Clinical targeting of mast cell functions. There are various extracellular cytokines that are released from mast cells or that regulate the mast cell responses after binding to their corresponding receptors on mast cells. Some of these cytokines have been targeted using blocking monoclonal antibodies, which are in use to treat allergic disorders such as asthma. These cytokines include TNF, IL-1, IL-5, IL-9, IL-13, IL-17A, IL-33, GM-CSF, and thymic stromal lymphopoietin (TSLP). Furthermore, extracellular IgE is targeted with Omalizumab, and histamine is targeted with antihistamines.
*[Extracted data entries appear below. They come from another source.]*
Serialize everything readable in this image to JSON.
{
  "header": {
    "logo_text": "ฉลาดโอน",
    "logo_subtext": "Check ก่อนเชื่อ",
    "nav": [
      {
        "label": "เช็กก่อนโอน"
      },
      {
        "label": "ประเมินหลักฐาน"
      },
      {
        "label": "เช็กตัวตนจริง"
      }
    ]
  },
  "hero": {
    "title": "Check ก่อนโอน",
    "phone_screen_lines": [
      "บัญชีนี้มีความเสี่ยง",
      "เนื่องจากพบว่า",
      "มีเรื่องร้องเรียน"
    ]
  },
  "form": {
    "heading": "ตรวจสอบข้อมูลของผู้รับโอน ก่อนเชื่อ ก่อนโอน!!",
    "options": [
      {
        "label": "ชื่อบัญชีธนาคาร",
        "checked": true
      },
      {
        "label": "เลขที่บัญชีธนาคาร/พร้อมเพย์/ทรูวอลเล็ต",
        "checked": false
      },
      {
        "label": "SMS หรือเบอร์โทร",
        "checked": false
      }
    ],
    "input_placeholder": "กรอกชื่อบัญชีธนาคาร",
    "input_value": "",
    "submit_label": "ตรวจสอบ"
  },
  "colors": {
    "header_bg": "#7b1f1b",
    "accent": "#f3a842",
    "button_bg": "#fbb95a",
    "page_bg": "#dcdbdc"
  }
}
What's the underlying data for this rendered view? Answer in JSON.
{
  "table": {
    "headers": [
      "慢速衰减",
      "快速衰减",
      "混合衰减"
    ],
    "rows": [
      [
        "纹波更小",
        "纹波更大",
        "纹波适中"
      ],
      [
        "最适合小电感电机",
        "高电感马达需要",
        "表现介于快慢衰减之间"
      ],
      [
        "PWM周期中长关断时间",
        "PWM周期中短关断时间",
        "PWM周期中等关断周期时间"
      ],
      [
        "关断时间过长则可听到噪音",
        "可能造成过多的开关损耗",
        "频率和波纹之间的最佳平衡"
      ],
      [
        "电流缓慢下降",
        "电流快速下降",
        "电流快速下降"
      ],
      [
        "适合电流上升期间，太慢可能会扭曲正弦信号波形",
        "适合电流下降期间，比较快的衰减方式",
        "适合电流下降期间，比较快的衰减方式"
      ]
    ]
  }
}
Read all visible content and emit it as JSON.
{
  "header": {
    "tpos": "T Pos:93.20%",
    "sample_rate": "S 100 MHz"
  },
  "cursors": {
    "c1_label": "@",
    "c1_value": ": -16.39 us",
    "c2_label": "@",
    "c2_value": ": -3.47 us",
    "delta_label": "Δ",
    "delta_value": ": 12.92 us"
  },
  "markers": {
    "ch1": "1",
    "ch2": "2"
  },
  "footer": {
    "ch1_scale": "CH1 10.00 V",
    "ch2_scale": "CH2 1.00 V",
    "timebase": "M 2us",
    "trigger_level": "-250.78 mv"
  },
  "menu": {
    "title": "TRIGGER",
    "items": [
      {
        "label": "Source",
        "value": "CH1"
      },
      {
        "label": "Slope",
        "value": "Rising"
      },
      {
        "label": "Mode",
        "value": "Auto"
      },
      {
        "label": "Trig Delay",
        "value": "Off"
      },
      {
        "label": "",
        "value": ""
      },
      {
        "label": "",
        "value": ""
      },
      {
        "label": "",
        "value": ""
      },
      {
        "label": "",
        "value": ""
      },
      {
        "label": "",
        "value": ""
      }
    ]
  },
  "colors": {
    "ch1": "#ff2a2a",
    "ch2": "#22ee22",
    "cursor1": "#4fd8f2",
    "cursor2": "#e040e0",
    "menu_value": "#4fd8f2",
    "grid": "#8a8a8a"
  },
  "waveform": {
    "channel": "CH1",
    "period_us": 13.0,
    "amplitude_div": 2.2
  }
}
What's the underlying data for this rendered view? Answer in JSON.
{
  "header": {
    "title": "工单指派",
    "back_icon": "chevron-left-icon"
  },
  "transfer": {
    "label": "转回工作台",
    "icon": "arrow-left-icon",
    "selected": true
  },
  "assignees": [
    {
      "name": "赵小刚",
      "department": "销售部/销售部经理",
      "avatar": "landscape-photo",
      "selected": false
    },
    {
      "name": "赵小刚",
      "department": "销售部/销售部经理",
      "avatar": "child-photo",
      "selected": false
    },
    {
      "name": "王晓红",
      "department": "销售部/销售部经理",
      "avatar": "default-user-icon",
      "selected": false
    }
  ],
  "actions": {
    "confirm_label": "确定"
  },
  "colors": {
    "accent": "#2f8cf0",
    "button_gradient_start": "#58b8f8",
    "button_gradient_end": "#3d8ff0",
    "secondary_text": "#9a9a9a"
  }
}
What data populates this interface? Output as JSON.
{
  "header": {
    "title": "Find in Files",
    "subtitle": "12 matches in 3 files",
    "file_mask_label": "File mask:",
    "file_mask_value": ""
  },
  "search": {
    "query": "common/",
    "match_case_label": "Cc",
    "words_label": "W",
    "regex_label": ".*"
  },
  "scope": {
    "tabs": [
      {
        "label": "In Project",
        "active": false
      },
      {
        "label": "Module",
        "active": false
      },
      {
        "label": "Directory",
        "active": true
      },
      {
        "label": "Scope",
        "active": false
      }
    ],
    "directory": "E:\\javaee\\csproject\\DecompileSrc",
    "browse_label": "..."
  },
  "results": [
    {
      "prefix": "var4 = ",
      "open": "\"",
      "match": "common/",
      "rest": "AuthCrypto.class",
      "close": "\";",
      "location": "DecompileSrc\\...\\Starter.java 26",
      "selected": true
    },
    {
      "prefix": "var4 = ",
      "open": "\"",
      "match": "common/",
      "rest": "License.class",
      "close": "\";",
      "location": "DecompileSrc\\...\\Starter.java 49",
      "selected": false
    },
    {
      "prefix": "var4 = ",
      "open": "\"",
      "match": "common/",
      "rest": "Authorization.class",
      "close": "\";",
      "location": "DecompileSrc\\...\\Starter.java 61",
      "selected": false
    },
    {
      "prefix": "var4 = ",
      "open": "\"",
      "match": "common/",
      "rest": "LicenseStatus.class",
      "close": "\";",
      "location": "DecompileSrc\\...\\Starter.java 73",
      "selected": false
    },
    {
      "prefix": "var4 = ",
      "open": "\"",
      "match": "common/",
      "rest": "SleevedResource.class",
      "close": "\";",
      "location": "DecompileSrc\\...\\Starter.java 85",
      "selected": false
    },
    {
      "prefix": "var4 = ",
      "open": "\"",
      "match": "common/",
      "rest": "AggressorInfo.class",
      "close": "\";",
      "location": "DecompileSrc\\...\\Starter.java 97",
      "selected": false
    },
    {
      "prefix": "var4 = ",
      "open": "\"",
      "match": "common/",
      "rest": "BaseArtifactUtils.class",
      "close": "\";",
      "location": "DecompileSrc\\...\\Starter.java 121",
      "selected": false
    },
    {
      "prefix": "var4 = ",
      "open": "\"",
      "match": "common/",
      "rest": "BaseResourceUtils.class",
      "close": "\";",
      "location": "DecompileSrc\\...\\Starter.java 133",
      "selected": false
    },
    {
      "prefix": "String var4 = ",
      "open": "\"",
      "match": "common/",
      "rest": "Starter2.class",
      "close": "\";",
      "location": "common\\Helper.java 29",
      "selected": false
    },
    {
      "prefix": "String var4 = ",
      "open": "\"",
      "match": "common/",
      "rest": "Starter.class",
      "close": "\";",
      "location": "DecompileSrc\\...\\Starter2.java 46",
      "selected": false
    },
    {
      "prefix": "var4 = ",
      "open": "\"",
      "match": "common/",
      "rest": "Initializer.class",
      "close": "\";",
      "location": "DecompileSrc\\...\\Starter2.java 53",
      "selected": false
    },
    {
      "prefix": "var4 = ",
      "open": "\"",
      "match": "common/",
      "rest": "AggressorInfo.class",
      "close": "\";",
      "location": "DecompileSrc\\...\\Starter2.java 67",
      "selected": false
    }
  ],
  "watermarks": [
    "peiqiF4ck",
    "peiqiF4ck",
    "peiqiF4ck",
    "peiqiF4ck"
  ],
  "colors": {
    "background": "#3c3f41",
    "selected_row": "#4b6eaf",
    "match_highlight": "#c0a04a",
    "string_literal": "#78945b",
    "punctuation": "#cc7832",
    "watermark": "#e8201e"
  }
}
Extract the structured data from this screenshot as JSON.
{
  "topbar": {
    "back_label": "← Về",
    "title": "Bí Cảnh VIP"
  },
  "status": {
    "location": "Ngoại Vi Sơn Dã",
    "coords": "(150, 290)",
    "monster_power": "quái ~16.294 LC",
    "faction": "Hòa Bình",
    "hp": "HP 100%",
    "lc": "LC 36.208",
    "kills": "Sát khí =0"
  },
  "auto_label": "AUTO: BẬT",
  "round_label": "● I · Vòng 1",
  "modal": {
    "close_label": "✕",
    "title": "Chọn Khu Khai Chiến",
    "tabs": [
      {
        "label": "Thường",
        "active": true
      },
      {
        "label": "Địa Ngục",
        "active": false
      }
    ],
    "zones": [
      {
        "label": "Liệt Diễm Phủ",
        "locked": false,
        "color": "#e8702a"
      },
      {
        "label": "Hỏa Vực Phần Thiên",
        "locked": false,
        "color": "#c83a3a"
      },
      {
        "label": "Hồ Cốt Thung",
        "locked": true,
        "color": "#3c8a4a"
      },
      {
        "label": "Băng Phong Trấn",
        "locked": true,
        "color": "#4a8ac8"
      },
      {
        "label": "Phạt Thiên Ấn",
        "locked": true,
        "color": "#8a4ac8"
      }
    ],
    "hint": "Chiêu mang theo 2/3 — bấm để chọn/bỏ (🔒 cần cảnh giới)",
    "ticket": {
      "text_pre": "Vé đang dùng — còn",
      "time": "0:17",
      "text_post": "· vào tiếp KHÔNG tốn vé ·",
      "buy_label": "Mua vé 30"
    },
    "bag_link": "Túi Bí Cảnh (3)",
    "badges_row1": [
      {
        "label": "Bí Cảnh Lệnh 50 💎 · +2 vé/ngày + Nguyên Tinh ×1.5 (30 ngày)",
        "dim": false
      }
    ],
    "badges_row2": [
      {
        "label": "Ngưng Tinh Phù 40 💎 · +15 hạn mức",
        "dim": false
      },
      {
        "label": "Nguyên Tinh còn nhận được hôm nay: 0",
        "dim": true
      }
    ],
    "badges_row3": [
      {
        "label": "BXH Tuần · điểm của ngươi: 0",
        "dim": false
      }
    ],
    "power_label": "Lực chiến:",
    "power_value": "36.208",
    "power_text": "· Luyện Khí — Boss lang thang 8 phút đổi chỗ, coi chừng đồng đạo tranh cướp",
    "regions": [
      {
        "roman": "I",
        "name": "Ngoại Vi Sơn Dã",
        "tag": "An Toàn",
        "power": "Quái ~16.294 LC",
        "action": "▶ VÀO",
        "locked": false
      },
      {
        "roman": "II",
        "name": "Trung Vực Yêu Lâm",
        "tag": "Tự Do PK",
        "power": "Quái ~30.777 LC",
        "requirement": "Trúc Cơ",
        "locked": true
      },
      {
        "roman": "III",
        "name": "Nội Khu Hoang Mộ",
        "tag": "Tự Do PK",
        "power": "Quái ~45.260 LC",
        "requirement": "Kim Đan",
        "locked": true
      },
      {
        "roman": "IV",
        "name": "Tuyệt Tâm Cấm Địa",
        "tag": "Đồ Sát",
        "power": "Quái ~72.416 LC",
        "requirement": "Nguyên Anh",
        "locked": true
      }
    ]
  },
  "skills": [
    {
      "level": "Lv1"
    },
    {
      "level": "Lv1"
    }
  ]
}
Similarly, many cell-surface receptors involved in mast cell activation are also therapeutic targets. These receptors include IL-4Rα (a common receptor for IL-4 and IL-13), cysteinyl leukotriene receptor 1 (CYSLTR1), and β-2 adrenergic receptor (ADRB2). Intracellular targets in mast cells include Syk kinase (mediating LAT phosphorylation and signal propagation), intracellular calcium, arachidonate 5–lipoxygenase (ALOX5; important for leukotriene synthesis), cyclooxygenase 2 (COX-2; important for prostaglandin synthesis), calcineurin (phosphatase activating NFAT TF), and the glucocorticoid receptor (inhibiting proinflammatory cytokine synthesis). Inhibitory receptor Siglec 8 is also another therapeutic target. Promising future therapies might also include the use of antisense oligonucleotides, DNAzymes, and small-molecule inhibitors of MRGPRX2 receptor activation.